Personal information
- Full name: Max McMahon
- Date of birth: 20 March 1942 (age 83)
- Original team(s): Traralgon
- Height: 183 cm (6 ft 0 in)
- Weight: 84 kg (185 lb)

Playing career^{1}
- Years: Club / Games (Goals)
- 1961–62: Hawthorn / 5 (1)
- 1964–65, 67–70: Glenorchy / 72
- ^{1} Playing statistics correct to the end of 1970.

= Max McMahon =

Australian rules footballer

Max McMahon (born 20 March 1942) is a former Australian rules footballer who played with Hawthorn in the Victorian Football League (VFL) during the early 1960s.
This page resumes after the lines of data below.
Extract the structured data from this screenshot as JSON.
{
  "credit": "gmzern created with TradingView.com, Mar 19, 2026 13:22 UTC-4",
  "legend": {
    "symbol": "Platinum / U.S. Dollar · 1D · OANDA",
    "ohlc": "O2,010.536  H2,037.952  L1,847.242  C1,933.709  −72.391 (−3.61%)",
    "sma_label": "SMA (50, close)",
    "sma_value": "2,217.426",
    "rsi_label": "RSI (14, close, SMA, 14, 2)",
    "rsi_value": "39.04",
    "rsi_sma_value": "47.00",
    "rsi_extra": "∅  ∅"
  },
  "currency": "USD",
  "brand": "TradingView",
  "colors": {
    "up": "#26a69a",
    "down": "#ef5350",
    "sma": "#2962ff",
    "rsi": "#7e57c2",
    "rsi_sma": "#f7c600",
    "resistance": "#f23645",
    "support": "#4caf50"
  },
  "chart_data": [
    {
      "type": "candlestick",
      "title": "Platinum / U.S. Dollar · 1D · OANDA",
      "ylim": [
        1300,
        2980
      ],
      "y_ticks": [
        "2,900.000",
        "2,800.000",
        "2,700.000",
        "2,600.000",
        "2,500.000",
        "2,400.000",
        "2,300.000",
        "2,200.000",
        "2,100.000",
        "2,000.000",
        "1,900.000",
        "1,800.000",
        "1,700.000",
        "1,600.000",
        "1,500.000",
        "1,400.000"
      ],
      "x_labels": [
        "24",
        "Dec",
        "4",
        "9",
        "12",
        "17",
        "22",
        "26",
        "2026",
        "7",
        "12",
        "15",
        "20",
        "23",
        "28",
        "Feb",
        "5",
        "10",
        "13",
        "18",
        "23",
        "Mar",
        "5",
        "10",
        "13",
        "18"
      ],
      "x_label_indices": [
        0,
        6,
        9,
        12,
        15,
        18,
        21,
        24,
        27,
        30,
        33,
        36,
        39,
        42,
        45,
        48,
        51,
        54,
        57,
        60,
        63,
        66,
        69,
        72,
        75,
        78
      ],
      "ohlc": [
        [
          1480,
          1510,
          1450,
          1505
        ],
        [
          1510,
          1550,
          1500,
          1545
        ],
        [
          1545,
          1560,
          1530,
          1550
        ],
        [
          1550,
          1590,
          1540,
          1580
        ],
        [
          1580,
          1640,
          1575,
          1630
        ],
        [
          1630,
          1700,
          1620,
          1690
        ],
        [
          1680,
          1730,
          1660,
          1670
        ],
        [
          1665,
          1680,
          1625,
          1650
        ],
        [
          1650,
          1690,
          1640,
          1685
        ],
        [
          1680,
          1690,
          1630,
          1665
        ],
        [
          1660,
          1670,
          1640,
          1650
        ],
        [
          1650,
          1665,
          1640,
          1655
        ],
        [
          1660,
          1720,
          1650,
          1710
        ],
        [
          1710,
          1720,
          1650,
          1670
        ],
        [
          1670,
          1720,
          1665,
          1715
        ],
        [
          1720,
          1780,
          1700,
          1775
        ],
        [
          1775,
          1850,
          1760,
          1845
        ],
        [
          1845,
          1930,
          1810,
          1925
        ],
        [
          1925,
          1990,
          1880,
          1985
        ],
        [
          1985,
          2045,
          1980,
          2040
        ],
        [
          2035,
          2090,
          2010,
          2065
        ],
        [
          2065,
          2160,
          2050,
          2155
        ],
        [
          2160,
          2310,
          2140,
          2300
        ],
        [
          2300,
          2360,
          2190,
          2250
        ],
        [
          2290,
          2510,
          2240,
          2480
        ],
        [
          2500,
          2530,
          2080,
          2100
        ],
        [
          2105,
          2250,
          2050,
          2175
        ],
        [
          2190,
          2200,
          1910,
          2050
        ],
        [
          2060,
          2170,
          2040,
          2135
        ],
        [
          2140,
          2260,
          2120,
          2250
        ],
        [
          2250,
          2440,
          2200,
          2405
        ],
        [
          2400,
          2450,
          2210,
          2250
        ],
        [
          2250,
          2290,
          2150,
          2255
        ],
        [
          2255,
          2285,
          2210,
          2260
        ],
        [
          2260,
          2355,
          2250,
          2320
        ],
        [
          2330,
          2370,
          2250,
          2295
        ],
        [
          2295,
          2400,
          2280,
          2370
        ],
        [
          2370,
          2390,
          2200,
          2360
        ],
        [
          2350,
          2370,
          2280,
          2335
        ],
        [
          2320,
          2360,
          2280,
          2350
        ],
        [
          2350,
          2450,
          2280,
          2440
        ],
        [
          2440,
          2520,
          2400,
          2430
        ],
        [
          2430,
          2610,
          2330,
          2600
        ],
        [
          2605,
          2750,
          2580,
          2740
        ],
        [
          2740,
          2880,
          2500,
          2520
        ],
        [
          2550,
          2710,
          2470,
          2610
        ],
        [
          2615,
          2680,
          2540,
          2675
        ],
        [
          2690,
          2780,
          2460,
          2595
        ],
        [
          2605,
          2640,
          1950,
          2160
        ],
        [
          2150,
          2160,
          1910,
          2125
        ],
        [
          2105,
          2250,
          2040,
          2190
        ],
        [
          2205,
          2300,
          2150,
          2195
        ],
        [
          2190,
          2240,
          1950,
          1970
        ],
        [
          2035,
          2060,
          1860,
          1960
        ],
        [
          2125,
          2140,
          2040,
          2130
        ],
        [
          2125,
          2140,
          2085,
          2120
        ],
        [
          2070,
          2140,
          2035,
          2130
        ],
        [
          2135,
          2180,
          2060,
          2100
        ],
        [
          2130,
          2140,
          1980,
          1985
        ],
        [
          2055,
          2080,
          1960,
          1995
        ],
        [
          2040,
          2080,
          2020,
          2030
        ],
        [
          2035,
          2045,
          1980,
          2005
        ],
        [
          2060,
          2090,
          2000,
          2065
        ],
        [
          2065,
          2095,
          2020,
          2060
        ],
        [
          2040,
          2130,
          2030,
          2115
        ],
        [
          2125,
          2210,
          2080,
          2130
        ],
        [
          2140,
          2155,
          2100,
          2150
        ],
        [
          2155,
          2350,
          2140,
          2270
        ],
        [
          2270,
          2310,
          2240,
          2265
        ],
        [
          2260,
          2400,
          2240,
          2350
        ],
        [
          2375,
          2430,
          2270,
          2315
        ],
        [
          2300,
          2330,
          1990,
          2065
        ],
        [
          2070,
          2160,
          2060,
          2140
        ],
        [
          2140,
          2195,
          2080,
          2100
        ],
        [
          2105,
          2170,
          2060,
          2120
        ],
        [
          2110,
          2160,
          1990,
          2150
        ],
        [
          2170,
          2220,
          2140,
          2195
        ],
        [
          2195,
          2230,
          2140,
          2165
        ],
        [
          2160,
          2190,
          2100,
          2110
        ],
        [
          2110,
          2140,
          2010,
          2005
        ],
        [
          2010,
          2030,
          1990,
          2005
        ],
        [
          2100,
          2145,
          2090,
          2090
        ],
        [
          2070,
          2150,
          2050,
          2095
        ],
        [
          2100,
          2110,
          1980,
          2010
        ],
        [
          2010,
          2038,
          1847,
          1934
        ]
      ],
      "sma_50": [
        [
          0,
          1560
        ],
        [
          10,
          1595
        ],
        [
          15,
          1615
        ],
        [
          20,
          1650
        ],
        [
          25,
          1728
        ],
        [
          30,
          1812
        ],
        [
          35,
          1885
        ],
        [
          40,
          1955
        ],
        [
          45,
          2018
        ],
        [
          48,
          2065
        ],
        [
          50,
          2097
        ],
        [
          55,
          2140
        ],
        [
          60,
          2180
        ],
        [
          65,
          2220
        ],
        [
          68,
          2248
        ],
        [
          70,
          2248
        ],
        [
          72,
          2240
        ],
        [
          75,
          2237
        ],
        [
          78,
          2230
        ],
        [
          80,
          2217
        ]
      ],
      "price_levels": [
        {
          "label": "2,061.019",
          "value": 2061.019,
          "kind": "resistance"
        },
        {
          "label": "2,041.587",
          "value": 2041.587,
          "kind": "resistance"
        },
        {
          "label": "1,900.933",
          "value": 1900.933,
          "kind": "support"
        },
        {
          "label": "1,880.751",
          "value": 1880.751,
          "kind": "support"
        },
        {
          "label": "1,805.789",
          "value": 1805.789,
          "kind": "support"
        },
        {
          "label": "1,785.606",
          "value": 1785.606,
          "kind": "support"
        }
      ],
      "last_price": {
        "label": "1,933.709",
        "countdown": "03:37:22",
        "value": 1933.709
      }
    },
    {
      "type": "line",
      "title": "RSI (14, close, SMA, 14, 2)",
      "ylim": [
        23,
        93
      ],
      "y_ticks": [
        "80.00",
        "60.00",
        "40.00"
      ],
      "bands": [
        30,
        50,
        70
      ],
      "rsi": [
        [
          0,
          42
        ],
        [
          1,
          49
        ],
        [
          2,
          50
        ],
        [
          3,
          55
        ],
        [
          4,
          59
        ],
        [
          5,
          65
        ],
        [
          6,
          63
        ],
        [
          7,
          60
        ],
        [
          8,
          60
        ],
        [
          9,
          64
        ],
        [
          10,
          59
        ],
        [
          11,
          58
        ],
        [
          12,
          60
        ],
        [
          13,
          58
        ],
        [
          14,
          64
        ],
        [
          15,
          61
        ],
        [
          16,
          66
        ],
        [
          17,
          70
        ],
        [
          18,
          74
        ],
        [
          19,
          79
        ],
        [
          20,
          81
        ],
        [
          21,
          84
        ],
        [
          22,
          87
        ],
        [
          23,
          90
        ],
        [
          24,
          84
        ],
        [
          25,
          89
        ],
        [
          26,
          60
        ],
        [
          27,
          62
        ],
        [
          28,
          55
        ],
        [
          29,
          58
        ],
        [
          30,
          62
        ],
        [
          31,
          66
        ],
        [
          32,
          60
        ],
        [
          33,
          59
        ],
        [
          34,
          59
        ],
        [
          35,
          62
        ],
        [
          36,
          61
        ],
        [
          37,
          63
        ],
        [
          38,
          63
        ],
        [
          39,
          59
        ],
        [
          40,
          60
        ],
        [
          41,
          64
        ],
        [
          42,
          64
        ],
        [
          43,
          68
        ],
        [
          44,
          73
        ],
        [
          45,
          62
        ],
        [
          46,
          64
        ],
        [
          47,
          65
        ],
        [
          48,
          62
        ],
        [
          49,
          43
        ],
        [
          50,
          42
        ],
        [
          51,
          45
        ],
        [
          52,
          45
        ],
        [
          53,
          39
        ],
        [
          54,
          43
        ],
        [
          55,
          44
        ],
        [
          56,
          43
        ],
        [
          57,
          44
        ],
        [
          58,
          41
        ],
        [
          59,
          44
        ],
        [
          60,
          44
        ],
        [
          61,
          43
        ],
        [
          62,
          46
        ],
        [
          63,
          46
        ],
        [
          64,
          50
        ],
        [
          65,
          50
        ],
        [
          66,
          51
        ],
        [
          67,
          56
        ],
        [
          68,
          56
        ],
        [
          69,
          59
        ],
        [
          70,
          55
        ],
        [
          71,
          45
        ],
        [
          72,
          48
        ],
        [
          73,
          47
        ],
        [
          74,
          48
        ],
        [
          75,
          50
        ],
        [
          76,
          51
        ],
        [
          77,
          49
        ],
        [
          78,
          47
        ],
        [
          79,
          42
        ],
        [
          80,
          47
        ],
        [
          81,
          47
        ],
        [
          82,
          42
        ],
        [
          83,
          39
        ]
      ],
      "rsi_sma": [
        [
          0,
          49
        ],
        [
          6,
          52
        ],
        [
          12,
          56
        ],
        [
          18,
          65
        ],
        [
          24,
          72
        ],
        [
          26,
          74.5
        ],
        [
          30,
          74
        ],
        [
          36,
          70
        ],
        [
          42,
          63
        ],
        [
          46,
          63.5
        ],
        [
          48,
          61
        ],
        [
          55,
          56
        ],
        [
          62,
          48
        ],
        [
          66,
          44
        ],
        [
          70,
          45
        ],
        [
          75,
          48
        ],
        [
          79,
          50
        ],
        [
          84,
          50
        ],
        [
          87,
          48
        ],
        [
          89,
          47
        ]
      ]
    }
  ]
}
After being chased initially by Carlton, McMahon joined Hawthorn in 1961. A centre half back, he came from Traralgon and made his VFL debut in a win over North Melbourne at Arden Street in round four. Hawthorn went on to win their first ever premiership later in the year but McMahon made no further appearances that season. He appeared for Hawthorn four times in 1962 and spent the rest of his time in the reserves.

McMahon spent the rest of the decades in Tasmania, where he had a productive career. Apart from playing with Glenorchy, whom he won a 'Best and Fairest with in 1965, McMahon appeared for both the league and state in representative football. He was a Tasmanian representative at the 1966 Hobart and 1969 Adelaide Carnival. The defender also won a Lefroy Medal in 1965, the same year he was a member of Glenorchy's TANFL premiership team. He spent the 1966 season in the NWFU with Burnie and participated in another premiership. He is on the interchange bench in Glenorchy's official Team of the Century.